Bir başlangıç yapmak istedim

Youtube üzerinden Kürtçe bağlama derslerine şimdilerde ara verse de bir süre devam eden Rizgar Akan bu işe neden giriştiğini de şu sözlerle anlatıyor: “Aslında ben daha önce Youtube’da birçok Türkçe ders videoları gördüm. Dersi verenlerin çoğu Kürt olmasına rağmen dil olarak Türkçe veriyorlardı; oysa müzik gibi derin bi konu ancak yaşadığın toplumun ve kültürün dili ile daha anlamlı olabilir, diye düşünüyorum. Ufak bir örnek vereyim; henüz bağ̆lamayı çaldığımız o küçük aparatın (mızrap) ismini bile bir çoğumuz Kürtçe bilmiyor (rîşe), ben de ders vermeye başlayınca öğrendim; bu da benim güzel bir kazancım oldu tabii. Elbette herşeyi dört dörtlük veremeyiz, eksiklerimiz olacaktır ama en azından bir başlangıç yapmak istedim. Dersleri en başından, temelden değil de biraz ileri seviyede vereceğimi, daha çok pratiğe dayalı videolar paylaşacağımı belirtmiştim. Ve biraz da videolara gelen yorumlara göre istek üzerine de video hazırlayacağımı söylemiştim bunu yaptım, halen de devam etmekteyim. Yardım isteyen arkadaşlara her türlü elimden geldiğince yardım etmeye çalışıyorum. Zaman ve imkan buldukça da yeni videolar paylaşacağım. Ben kendimi büyük zorluklarla biraz geliştirdim, çünkü o zamanlar şimdiki gibi alanlar pek yoktu ya da biz pek içinde değildik. Bu yüzden gönlünde tambur aşkı olan her Kürt çocuğuna, gencine, kadınına bildiğ̆im anladığım her şeyi vermek benim için büyük bir heyecandır.’’

 

Tüketici olmamaya çok dikkat etmek gerekiyor

Erdewan Zaxoyî, Mahmût Ezîz, Eyaz Yûsif, Salêh Osê gibi sanatçıların şarkılarını yorumlayan Rizgar’ın şimdiki neslin tercih etmediği bir müzik tarzı var.
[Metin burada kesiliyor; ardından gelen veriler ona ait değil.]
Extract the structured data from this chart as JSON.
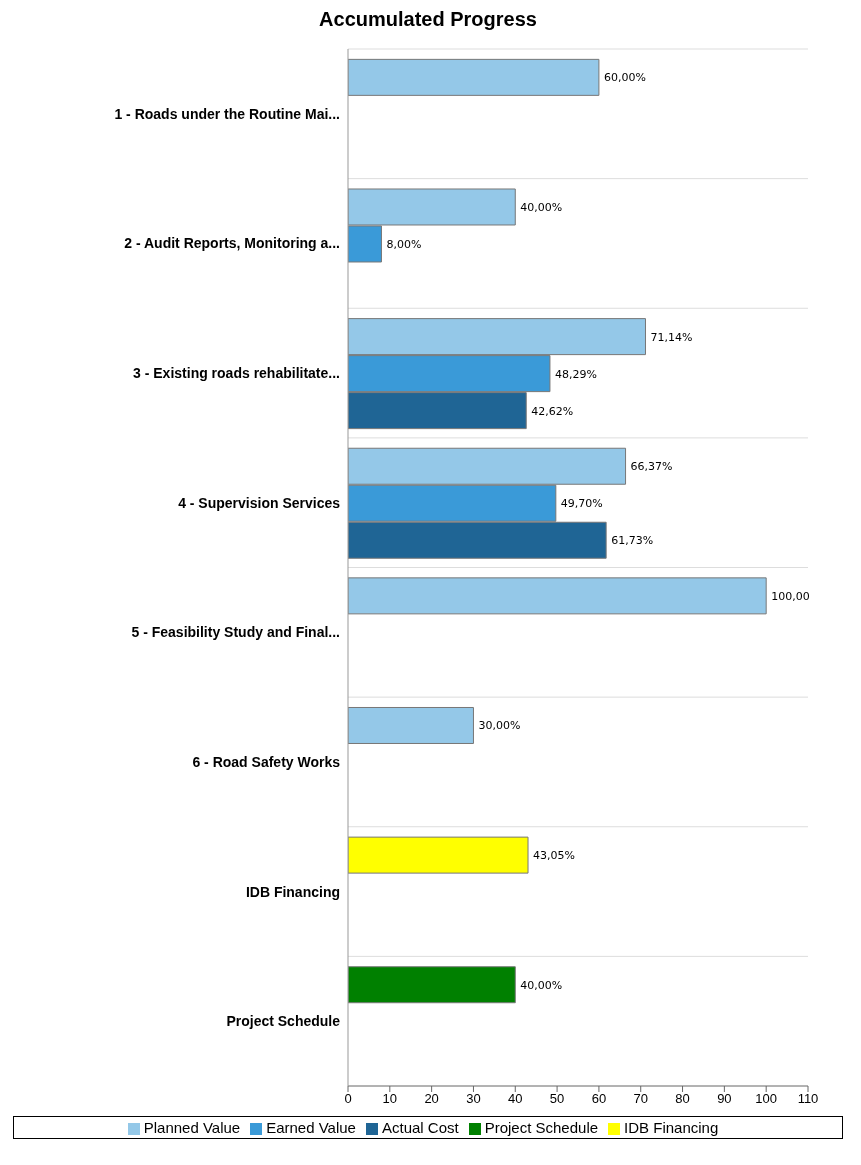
{
  "chart_data": {
    "type": "bar",
    "orientation": "horizontal",
    "title": "Accumulated Progress",
    "categories": [
      "1 - Roads under the Routine Mai...",
      "2 - Audit Reports, Monitoring a...",
      "3 - Existing roads rehabilitate...",
      "4 - Supervision Services",
      "5 - Feasibility Study and Final...",
      "6 - Road Safety Works",
      "IDB Financing",
      "Project Schedule"
    ],
    "series": [
      {
        "name": "Planned Value",
        "color": "#94c8e8",
        "values": [
          60,
          40,
          71.14,
          66.37,
          100,
          30,
          null,
          null
        ],
        "value_labels": [
          "60,00%",
          "40,00%",
          "71,14%",
          "66,37%",
          "100,00",
          "30,00%",
          null,
          null
        ]
      },
      {
        "name": "Earned Value",
        "color": "#3a9ad8",
        "values": [
          null,
          8,
          48.29,
          49.7,
          null,
          null,
          null,
          null
        ],
        "value_labels": [
          null,
          "8,00%",
          "48,29%",
          "49,70%",
          null,
          null,
          null,
          null
        ]
      },
      {
        "name": "Actual Cost",
        "color": "#1f6595",
        "values": [
          null,
          null,
          42.62,
          61.73,
          null,
          null,
          null,
          null
        ],
        "value_labels": [
          null,
          null,
          "42,62%",
          "61,73%",
          null,
          null,
          null,
          null
        ]
      },
      {
        "name": "Project Schedule",
        "color": "#008000",
        "values": [
          null,
          null,
          null,
          null,
          null,
          null,
          null,
          40
        ],
        "value_labels": [
          null,
          null,
          null,
          null,
          null,
          null,
          null,
          "40,00%"
        ]
      },
      {
        "name": "IDB Financing",
        "color": "#ffff00",
        "values": [
          null,
          null,
          null,
          null,
          null,
          null,
          43.05,
          null
        ],
        "value_labels": [
          null,
          null,
          null,
          null,
          null,
          null,
          "43,05%",
          null
        ]
      }
    ],
    "xlim": [
      0,
      110
    ],
    "xticks": [
      0,
      10,
      20,
      30,
      40,
      50,
      60,
      70,
      80,
      90,
      100,
      110
    ],
    "grid": "y",
    "legend": "bottom"
  }
}
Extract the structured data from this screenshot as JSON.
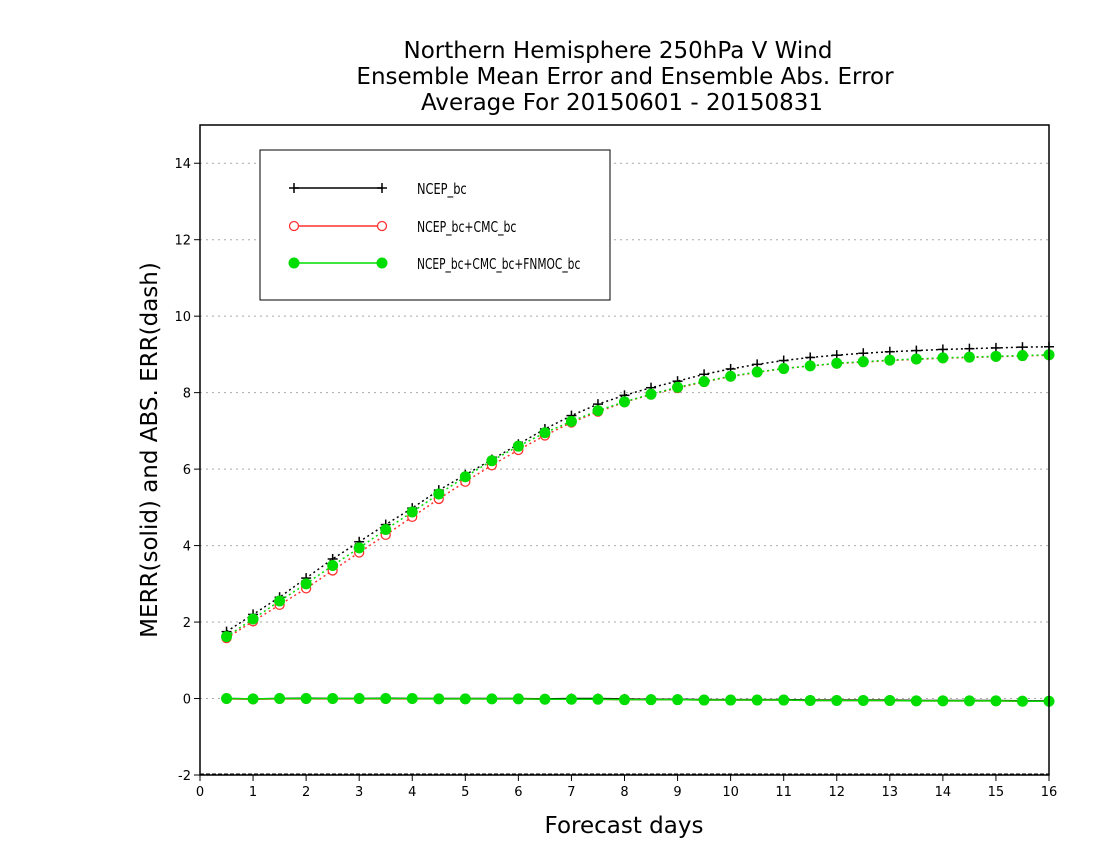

Yeni kuşak ile bu sanatçılar arasında 'Kendime bir köprü olma rolü biçtim' diyen Rizgar şunları söylüyor: “Şimdiki nesile hitap etmeyen bir müzik tarzım olduğu bir gerçek. Bunun da tabii son zamanlarda kültürel yozlaşma ve asimilasyon politikalarıyla ilgili tarihsel toplumsal sebeplerden kaynaklandığını biliyorum. Bu biraz da bilme, bilinç işidir sanırım. Bu durum beni umutsuzluğa itmiyor tersine daha çok bunu anlatmaya, paylaşmaya kafa yoruyorum. Daha çok klasikçi bir tarzım var, eskileri taşımakta kendime bir köprü olma rolü biçtim. Tabii eskileri taşırken tüketici olmamaya çok dikkat etmek gerekiyor elbette, kendi eserlerimi de vermeye, yaratmaya çalışıyorum. Şuan teknolojik imkanlar var, herkes istediği her şarkıya anında ulaşabilir olsa da, eski parçaları yeniden yorumlamak biraz daha ilgi uyandırıyor insanlarda. Eski kayıtların çoğunda sözler iyi anlaşılmadığı için de fazla dinlenmediklerini düşünebiliriz, bunları şarkıların içeriğine makamına ve ruhuna zarar vermeden yorumladığımız zaman insanların daha çok ilgi duyduğunu düşünüyorum. Şuan genç Kürt müziği nereye gidiyor. Çok çeşitli, zengin, dinamik bir Kürt müziği var, kalite olarak üst standartlarda üretilen eserlerin yanında, aynı el kol hareketleri, tek tip saç stilleri, şarkı sözlerini bile tam bilmeyen, yanlış söyleyen, özensiz, pek bir kalitesi olmayan ve çabuk unutulan çıkışlar da var. Bu Kürt müziği, kültürü, dili edebiyatının büyük çıkış ve devrim arayışlarıdır sanırım. Her türden var yani. Müziğimizin kaynağı çok derindir. Endişelenecek bir durumun pek olmadığını düşünüyorum, zaten her çalışma tarihin ve güncelin eleğinden geçecek, zamanla kalan sadece iyileri olacaktır. Biraz da folklorik ve düğün müziklerine değinmek istiyorum özellikle bu bahsettiğimiz klasik tarzın bu güne kadar gelmesindeki en büyük katkılar düğün sanatçılarının, dengbêjlerin ve şair ruhlu analarımızın olmuştur tabii ki.”